CONDOLENCES POUR FORTH
- President Donald Trump shared his condolences when asked about Bourdain’s death as he departed for the G-7 summit. “I want to extend to his family my heartfelt condolences,” he said. “I enjoyed his show; he was quite a character.”
- In a statement issued to USA TODAY, director Darren Aronofsky said he felt “Devastated. I don’t feel much else.”
- “Tony was a loyal friend and an inspiration. Always sensitive, always connected, always inquisitive, always fun,” his statement continued. “We had great times exploring Madagascar and Bhutan together. I will never forget his spirit, his conviction, his professionalism, his passion, his love for his daughter, his love for Asia and her kids, his vision, his stories, his drive for justice, and his wicked sense of humor. Thank you Tony.”
- Other condolences and tributes from stars and politicians—including President Barack Obama, Chrissy Teigen and Bryan Cranston—poured in on social media.
- Bourdain shares an 11-year-old daughter Ariane, with ex-wife Ottavia Busia. On his show, in interviews and reportedly in person, he has long spoke warmly of his love for Ariane.

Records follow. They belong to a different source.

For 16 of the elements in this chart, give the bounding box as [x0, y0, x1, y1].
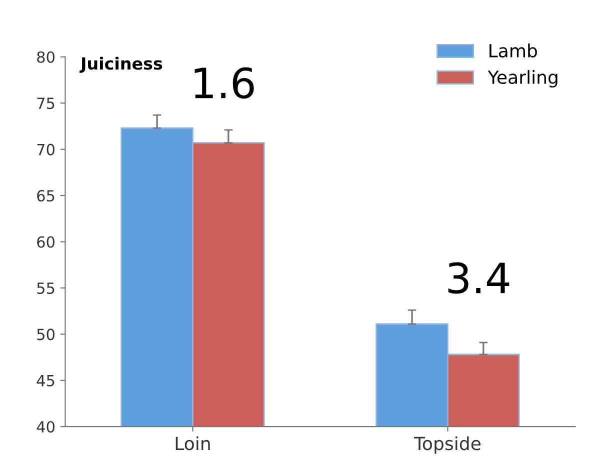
y-tick-label: 65 — [37, 190, 54, 202]
x-tick-label: Loin — [176, 436, 210, 450]
legend-label: Lamb — [490, 44, 537, 58]
legend-label: Yearling — [488, 70, 558, 88]
y-tick-label: 60 — [37, 236, 54, 248]
y-tick-label: 50 — [37, 328, 54, 340]
annotation: 1.6 — [194, 67, 254, 99]
y-tick-label: 70 — [37, 144, 54, 156]
y-tick-label: 55 — [37, 282, 54, 294]
annotation: 3.4 — [448, 262, 510, 294]
chart-title: Juiciness — [80, 56, 162, 73]
y-tick-label: 80 — [37, 51, 54, 63]
x-tick-label: Topside — [414, 436, 480, 454]
y-tick-label: 40 — [36, 421, 54, 433]
y-tick-label: 45 — [36, 375, 54, 386]
y-tick-label: 75 — [37, 98, 54, 110]
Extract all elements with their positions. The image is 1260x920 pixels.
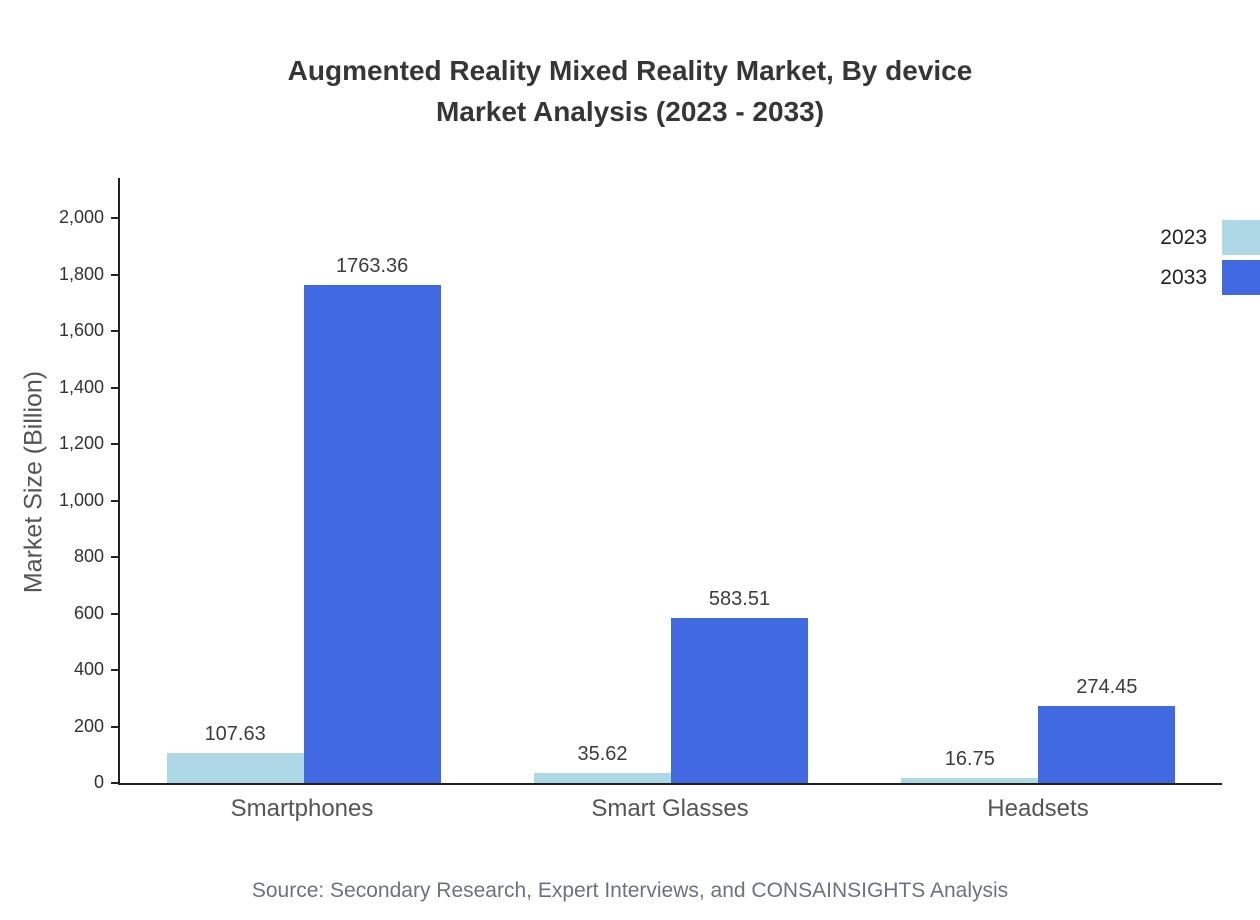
x-label-headsets: Headsets <box>987 795 1089 822</box>
bar-2023-smartphones <box>166 752 304 783</box>
bar-2033-headsets <box>1038 705 1176 783</box>
y-tick-label: 1,400 <box>58 376 104 397</box>
legend-label: 2023 <box>1160 225 1207 249</box>
bar-group-headsets: 16.75 274.45 <box>855 178 1222 783</box>
bar-value: 107.63 <box>204 722 266 745</box>
y-tick-mark <box>111 273 120 276</box>
bar-2023-headsets <box>901 778 1039 783</box>
y-tick-mark <box>111 499 120 502</box>
y-tick-label: 400 <box>73 659 104 679</box>
y-tick-label: 1,200 <box>58 433 104 453</box>
legend: 2023 2033 <box>1160 220 1260 295</box>
y-tick-label: 600 <box>73 602 104 623</box>
bar-col-2023-headsets: 16.75 <box>901 748 1039 783</box>
bar-value: 583.51 <box>708 588 771 611</box>
y-tick-mark <box>111 669 120 671</box>
y-tick-label: 1,600 <box>58 320 104 340</box>
y-axis-title: Market Size (Billion) <box>19 370 48 594</box>
bar-group-smart-glasses: 35.62 583.51 <box>487 178 854 783</box>
y-axis-ticks: 0 200 400 600 800 1,000 1,200 1,400 1,600 1,800 2,… <box>59 178 1222 792</box>
bar-pair: 35.62 583.51 <box>533 588 808 783</box>
y-tick-mark <box>111 556 120 558</box>
y-tick-mark <box>111 443 120 445</box>
bar-pair: 107.63 1763.36 <box>166 254 441 783</box>
legend-label: 2033 <box>1160 265 1207 289</box>
bar-col-2033-headsets: 274.45 <box>1038 675 1176 783</box>
chart-title-line-2: Market Analysis (2023 - 2033) <box>435 96 825 127</box>
y-tick-label: 200 <box>73 715 104 736</box>
bar-2033-smart-glasses <box>670 618 808 783</box>
bar-groups: 107.63 1763.36 35.62 583.51 16.75 274.45 <box>120 178 1222 783</box>
y-tick-mark <box>111 725 120 728</box>
bar-col-2023-smartphones: 107.63 <box>166 722 304 783</box>
y-tick-mark <box>111 612 120 615</box>
y-tick-label: 2,000 <box>58 207 104 227</box>
y-tick-label: 0 <box>93 772 104 792</box>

- “I want to spend as much time with her as I can,” he recently told People, explaining that he reserved about five days a month to spend with her.
- “She’s been in this circus since she was nine,” he told People. “She knows so much more about so many of the things that are important to me — music, books, film, the technical aspects of film, and just the weird state of celebrity, being somebody that people come up to. That’s something she’s dealt with a lot longer than me. I was 44 before that started happening. Whereas, it’s been like that for her since she was a kid.”
- His mother, Gladys, 83, a longtime editor at The New York Times, could barely speak when reached for comment by reporters, saying: “He is the last person in the world I’d imagine to do something like that.”